I have a cell phone but it's not internet connected. No Facebook, no Instagram, no Twitter….
BPL and my blog are the closest things I have to social media.
I'm not so bothered by the computer and the time I waste on it because it is marginal. I can, and do, walk away from it.
But I'm afraid of having a smart phone for the reasons you describe. I can see what it leads to and I'd rather not go there. I think I'd be begging for a perpetual state of "connectedness", AKA distraction.
I have to be able to walk away; I don't want it in my pocket.
I will say, however, my lack of social media, namely Facebook and Instagram, increasingly leaves me out of the loop. Many people I know communicate solely through these avenues and in many cases I seem to be getting left behind. There is often an assumption that I'll somehow know what they're planning simply because it was posted.
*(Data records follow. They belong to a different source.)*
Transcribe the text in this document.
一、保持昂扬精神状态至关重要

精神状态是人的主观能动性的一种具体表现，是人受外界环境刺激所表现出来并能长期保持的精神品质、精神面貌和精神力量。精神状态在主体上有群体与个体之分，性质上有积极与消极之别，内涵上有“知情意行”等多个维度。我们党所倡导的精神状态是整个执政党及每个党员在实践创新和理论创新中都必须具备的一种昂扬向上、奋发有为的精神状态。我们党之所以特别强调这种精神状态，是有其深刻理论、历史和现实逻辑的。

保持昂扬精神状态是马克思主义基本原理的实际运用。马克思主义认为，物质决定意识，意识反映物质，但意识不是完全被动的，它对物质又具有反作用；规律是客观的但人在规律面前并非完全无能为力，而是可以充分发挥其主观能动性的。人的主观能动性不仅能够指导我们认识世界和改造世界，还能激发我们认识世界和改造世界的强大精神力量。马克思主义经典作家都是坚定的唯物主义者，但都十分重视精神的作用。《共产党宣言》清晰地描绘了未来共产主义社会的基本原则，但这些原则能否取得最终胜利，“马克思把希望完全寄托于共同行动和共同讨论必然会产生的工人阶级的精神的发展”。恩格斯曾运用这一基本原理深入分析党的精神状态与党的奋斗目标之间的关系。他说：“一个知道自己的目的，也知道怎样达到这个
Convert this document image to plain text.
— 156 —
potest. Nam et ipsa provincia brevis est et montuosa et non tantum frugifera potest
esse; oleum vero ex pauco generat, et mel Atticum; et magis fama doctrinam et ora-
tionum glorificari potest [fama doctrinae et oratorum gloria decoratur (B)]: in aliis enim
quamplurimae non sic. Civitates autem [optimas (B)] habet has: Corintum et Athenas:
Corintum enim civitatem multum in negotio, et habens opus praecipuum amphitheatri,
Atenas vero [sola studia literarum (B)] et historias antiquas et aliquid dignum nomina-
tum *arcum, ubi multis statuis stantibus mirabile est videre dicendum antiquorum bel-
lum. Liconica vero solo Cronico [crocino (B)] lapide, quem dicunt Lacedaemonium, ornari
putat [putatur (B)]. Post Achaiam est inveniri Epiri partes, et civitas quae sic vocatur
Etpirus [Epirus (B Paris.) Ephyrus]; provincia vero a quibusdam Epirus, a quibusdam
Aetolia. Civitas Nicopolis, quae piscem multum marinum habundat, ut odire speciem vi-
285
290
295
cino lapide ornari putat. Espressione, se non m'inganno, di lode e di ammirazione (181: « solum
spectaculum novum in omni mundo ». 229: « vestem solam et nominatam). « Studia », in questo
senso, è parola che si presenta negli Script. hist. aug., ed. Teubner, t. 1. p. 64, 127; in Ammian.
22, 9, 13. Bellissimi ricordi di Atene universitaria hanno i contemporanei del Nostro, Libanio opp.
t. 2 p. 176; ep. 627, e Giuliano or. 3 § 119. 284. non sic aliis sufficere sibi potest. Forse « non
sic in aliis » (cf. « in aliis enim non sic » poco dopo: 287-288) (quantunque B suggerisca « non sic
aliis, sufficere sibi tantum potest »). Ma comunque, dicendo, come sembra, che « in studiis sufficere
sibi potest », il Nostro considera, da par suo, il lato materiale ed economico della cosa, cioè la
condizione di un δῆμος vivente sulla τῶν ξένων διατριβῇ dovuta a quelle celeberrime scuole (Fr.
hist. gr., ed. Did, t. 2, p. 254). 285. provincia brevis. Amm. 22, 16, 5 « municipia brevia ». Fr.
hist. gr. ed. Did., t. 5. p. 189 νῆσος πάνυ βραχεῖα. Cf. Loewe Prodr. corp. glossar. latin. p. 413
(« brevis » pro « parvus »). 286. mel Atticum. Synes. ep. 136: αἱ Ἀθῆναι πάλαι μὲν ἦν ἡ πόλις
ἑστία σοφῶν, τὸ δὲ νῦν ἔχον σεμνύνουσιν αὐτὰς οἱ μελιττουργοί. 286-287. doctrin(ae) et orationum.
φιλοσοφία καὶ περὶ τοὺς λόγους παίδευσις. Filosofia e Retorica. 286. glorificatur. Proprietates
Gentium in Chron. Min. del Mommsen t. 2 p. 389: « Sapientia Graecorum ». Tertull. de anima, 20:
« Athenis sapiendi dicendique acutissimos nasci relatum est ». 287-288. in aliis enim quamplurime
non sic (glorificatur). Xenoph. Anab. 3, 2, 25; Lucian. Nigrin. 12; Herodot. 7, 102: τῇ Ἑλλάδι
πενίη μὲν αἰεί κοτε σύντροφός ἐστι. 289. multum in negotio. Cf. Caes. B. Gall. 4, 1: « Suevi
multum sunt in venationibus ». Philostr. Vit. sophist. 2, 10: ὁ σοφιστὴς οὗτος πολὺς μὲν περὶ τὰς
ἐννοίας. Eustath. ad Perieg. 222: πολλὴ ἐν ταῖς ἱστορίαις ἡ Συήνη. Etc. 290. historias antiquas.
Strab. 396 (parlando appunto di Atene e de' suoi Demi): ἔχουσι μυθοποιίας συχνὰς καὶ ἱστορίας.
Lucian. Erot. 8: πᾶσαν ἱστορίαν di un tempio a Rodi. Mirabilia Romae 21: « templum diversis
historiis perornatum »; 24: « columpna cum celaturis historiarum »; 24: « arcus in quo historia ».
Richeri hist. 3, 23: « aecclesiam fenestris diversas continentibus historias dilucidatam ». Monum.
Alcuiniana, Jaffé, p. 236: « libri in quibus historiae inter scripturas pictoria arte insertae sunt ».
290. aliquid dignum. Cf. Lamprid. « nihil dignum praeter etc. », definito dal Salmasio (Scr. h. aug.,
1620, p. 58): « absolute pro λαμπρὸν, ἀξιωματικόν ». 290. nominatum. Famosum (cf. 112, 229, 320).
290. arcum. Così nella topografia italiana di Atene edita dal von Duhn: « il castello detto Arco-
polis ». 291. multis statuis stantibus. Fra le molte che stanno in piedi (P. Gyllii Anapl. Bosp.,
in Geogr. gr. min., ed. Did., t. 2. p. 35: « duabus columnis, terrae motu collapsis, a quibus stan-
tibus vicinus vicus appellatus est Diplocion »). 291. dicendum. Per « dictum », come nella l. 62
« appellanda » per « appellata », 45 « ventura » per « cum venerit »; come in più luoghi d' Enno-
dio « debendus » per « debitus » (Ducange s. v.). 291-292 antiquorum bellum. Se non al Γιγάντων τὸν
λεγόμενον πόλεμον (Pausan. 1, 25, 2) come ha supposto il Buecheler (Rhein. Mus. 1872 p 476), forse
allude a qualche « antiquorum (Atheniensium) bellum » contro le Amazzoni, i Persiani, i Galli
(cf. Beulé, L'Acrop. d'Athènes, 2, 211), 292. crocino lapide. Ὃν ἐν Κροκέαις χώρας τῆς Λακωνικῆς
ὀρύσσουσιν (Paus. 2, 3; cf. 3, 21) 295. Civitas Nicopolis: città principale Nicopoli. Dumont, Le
I'm not sure when it was decided that we had to keep up with everyone, on everything, constantly. I have a hard enough time keeping my head straight in my own little world; a constant bombardment of what people are up to seems like it would be a bit of information overload for me.
I'm also a little concerned with the faux-communication these technologies seem to foster, at least with me. On the one hand, they enable us to keep in contact with people over great distances. On the other hand, this form of communication seems to warp my sense of what actual communication is. The other day my wife asked me when the last time I talked to my sister was; I responded that I emailed her two days ago….and then it occurred to me that email is not talking. There's a difference in depth and quality and I think we're beginning to forget that.
To each their own. I'm still not ready or willing to embrace this stuff beyond a certain level.
As a longtime teacher of teenagers that has seen the coming of this technology and its impact on them, I'll say one thing: We are in full swing of raising the a perpetually distracted multitasking generation.